Unions and activist groups pointed out that the 3.1% hike was a natural outcome of the privatization of railways that was initiated in the late 90s. They called for the re-nationalization of the service

January 07, 2019 by Peoples Dispatch
Protesters called the fare hike a blow to the common people of the country.

The first few days of the new year saw protests in Britain against the considerable hike in rail fares. Protests were held at many railway stations as fares increased by 3.1% on Wednesday morning. Rail fares were increased by an average of almost 3% in Scotland and 3.1% in England and Wales.

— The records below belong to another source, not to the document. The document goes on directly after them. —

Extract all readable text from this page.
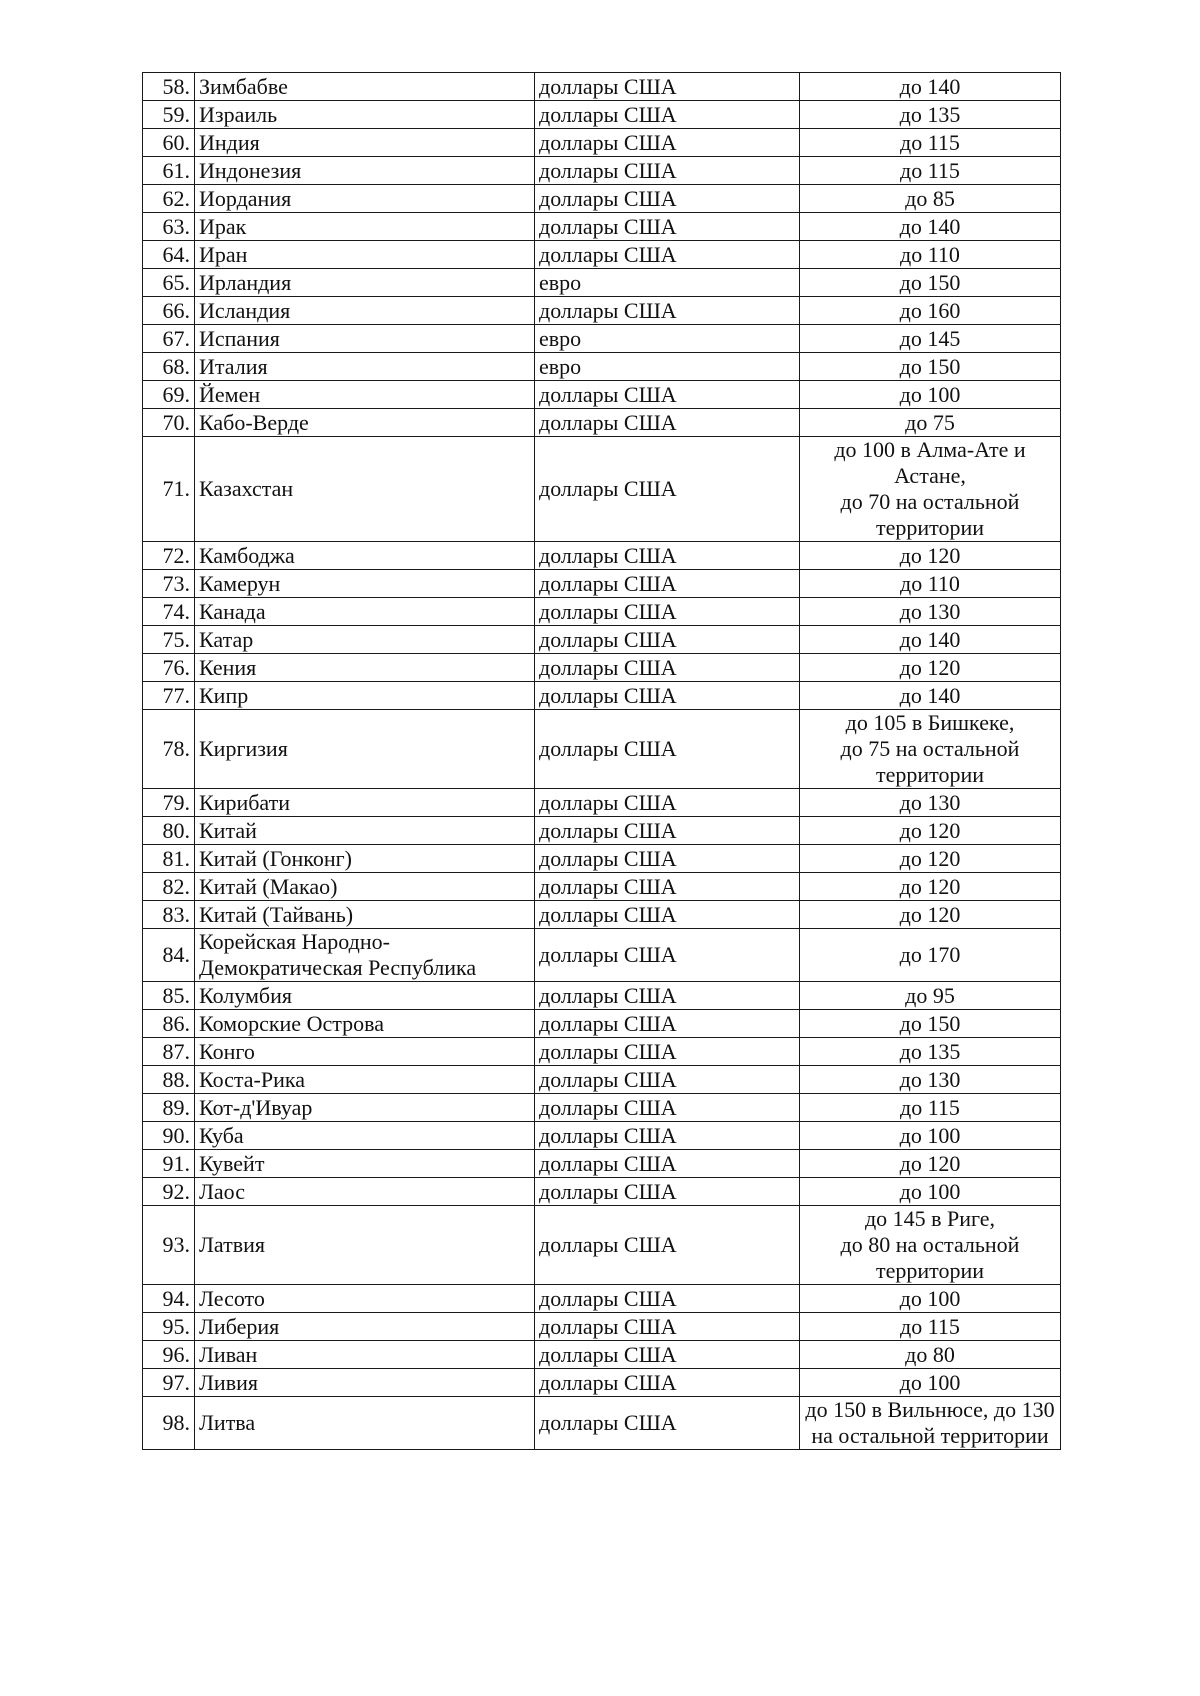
58.	Зимбабве	доллары США	до 140
59.	Израиль	доллары США	до 135
60.	Индия	доллары США	до 115
61.	Индонезия	доллары США	до 115
62.	Иордания	доллары США	до 85
63.	Ирак	доллары США	до 140
64.	Иран	доллары США	до 110
65.	Ирландия	евро	до 150
66.	Исландия	доллары США	до 160
67.	Испания	евро	до 145
68.	Италия	евро	до 150
69.	Йемен	доллары США	до 100
70.	Кабо-Верде	доллары США	до 75
71.	Казахстан	доллары США	до 100 в Алма-Ате и Астане,
до 70 на остальной территории
72.	Камбоджа	доллары США	до 120
73.	Камерун	доллары США	до 110
74.	Канада	доллары США	до 130
75.	Катар	доллары США	до 140
76.	Кения	доллары США	до 120
77.	Кипр	доллары США	до 140
78.	Киргизия	доллары США	до 105 в Бишкеке,
до 75 на остальной территории
79.	Кирибати	доллары США	до 130
80.	Китай	доллары США	до 120
81.	Китай (Гонконг)	доллары США	до 120
82.	Китай (Макао)	доллары США	до 120
83.	Китай (Тайвань)	доллары США	до 120
84.	Корейская Народно-Демократическая Республика	доллары США	до 170
85.	Колумбия	доллары США	до 95
86.	Коморские Острова	доллары США	до 150
87.	Конго	доллары США	до 135
88.	Коста-Рика	доллары США	до 130
89.	Кот-д'Ивуар	доллары США	до 115
90.	Куба	доллары США	до 100
91.	Кувейт	доллары США	до 120
92.	Лаос	доллары США	до 100
93.	Латвия	доллары США	до 145 в Риге,
до 80 на остальной территории
94.	Лесото	доллары США	до 100
95.	Либерия	доллары США	до 115
96.	Ливан	доллары США	до 80
97.	Ливия	доллары США	до 100
98.	Литва	доллары США	до 150 в Вильнюсе, до 130 на остальной территории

Labour Party leader Jeremy Corbyn joined protesters outside King’s Cross station in London and condemned the rail fare increases as a “disgrace” that was driving people away from public transport. He said that Britain must “invest in our railways as a public investment”. The party will push for an integrated transport system with public ownership of railways and local authority ownership of buses with free access for young people under 25, he added. While assuming the Labour Party leadership in late 2015, Corbyn promised the re-nationalization of rail-services when the private franchises expire.

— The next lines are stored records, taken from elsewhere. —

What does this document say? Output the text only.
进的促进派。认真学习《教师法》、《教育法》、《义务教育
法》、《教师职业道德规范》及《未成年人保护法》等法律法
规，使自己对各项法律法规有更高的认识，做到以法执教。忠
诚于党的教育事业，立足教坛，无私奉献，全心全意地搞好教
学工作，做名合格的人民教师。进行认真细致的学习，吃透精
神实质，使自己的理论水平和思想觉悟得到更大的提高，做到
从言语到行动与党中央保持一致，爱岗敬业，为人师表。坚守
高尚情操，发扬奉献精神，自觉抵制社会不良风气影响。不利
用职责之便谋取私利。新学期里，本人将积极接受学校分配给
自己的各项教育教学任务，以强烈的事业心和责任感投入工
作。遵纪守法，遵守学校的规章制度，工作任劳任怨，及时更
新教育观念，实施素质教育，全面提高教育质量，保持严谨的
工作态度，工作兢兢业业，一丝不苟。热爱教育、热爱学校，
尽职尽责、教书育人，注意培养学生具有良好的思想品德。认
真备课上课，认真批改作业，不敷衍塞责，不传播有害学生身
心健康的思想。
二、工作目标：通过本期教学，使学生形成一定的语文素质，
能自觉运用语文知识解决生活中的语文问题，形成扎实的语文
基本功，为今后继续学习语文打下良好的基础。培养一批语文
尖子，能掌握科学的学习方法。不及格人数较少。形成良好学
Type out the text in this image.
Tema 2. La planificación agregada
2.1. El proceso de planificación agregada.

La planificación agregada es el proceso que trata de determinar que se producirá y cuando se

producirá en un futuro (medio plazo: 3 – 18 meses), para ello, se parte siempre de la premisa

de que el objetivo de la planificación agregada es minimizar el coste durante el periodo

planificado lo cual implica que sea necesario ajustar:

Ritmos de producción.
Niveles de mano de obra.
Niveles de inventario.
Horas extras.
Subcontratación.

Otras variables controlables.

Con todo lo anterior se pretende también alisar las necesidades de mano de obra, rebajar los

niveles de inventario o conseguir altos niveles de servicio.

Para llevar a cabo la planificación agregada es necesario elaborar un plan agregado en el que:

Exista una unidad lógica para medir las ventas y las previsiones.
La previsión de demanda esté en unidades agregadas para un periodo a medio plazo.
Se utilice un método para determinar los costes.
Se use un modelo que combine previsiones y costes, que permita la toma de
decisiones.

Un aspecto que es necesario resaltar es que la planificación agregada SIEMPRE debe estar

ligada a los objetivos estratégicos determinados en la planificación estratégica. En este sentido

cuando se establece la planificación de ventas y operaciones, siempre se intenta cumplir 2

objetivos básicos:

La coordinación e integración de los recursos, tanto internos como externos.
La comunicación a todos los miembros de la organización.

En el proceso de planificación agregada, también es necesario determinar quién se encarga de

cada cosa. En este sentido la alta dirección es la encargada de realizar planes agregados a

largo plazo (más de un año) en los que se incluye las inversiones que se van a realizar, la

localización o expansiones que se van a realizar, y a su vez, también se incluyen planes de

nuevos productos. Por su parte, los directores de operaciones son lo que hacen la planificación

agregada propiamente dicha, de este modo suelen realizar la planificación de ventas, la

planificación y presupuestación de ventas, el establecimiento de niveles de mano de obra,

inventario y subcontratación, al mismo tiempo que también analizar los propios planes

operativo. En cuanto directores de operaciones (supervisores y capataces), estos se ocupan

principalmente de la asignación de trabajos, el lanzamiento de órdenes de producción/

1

The Labour Party observed National Day of Action on Wednesday against the fare Hike.

The campaign group, Railfuture, said the hike was “yet another kick in the wallet”. They claimed that the rail industry lost its way in 2018. “It is time for all parties to resolve to work together in 2019 to deliver a bigger, better railway, focused on improvements for the passenger and freight customer,” it said.

Bring Back British Rail campaign organized demonstrations at railway stations and initiated a hashtag campaign #RailRevolution on social media.

Meanwhile, Chris Grayling, secretary of state for transport, defended the fare rise by saying trade unions were to blame. He claimed that the unions had demanded “higher pay rises than anyone else” and threatened strikes if they did not get them.

In response to that, Mick Cash, general secretary of National Union of Rail, Maritime and Transport Workers (RMT), said Grayling was trying to blame rail workers for the problems caused by privatization of the railways.

The privatization of British Rail was initiated by Conservative prime minister John Major in 1994 and completed by 1997. The deregulation of the industry was initiated by European Union Directive 91/440 in 1991. British Railways was a nationalized body under the control of the British Railways Board since 1948, when the four big companies operating the railways were taken over the by the then Labour government.

In April 2018, a report by British Parliament’s Committee of Public Accounts exposed the incompetence of privatized railway companies that run trains on publicly owned tracks. Since then, the unions in the UK had intensified their call for re-nationalization of railways.